After just one read the poetry of Airea Matthews has already pushed something within me more than most poetry can on initial introduction. I'm looking forward to reading deeper into it.
I gave this book the highest rating on the basis of just a few of the poems in it especially one about Anne Sexton. The rest of the work I found mostly bland and uninteresting.
The formal busy-ness (business) is an alimentative procedure, developing sequence-space as it makes psycho-sexual testing an improvisation -- e.g., on texting.

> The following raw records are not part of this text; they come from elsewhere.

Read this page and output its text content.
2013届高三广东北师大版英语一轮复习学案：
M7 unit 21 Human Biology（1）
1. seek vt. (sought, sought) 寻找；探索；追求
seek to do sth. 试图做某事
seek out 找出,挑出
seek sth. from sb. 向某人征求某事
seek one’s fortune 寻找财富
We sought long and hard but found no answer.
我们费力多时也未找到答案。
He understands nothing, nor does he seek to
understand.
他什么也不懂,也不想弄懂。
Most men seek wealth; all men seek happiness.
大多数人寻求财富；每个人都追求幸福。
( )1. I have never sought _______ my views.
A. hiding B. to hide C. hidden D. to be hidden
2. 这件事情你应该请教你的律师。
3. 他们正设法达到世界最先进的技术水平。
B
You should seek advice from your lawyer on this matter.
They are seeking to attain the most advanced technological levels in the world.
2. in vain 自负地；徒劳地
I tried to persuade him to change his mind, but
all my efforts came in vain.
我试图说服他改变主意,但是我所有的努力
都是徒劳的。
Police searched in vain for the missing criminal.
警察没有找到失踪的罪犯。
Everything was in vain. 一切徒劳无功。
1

Called forth from muses as far-reaching as Anne Sexton and victims of the Salem witch trials, Matthews' poems refuse predictability immediately demand multiple readings. If you're one of the many who looks at Instagram poets and despairs for the state of Millenial poetry, Matthews will single-handedly prove that the new generation of poets is just as capable of creating true art as any — even (and especially) when invoking smartphone screens as a format.
I’m not giving this book a star rating, because I do not want to impact its overall Goodreads score.
All of Matthews’ poems have beautiful turns of phrase. About two-thirds have a rhythm, a beautiful rhythm, which is not reflected in the line breaks or formatting. But the author often tacks on extra words which disrupt the rhythm. It seemed to me as if she is aware of her phrasings but not aware of her language’s rhythm, and so, as an editor, she sacrifices the rhythm in order to keep her phrases. As a result, she diminishes the beauty of her own voice. This authorial deafness is pretty common for a young writer, but it is frankly strange to have to experience it as a reader.
Which brings me to the real issues with this book. The poems are written by someone who has not yet synthesized her ideas and experiences. These poems come across like notes from a college student’s reading journal. Many poems start as responses to the work of literary giants. There is an awful lot of collegiate-level name dropping (Baudrillard, Sexton, Barthes) in intercalary pages.
But I did appreciate these citations for what it portends in the younger generation of black intellectuals. It is extremely heartening to think that a new generation may feel free to publicly cite all areas of culture as part of their own identity. I don't think this has always been the norm for artists in the American black community.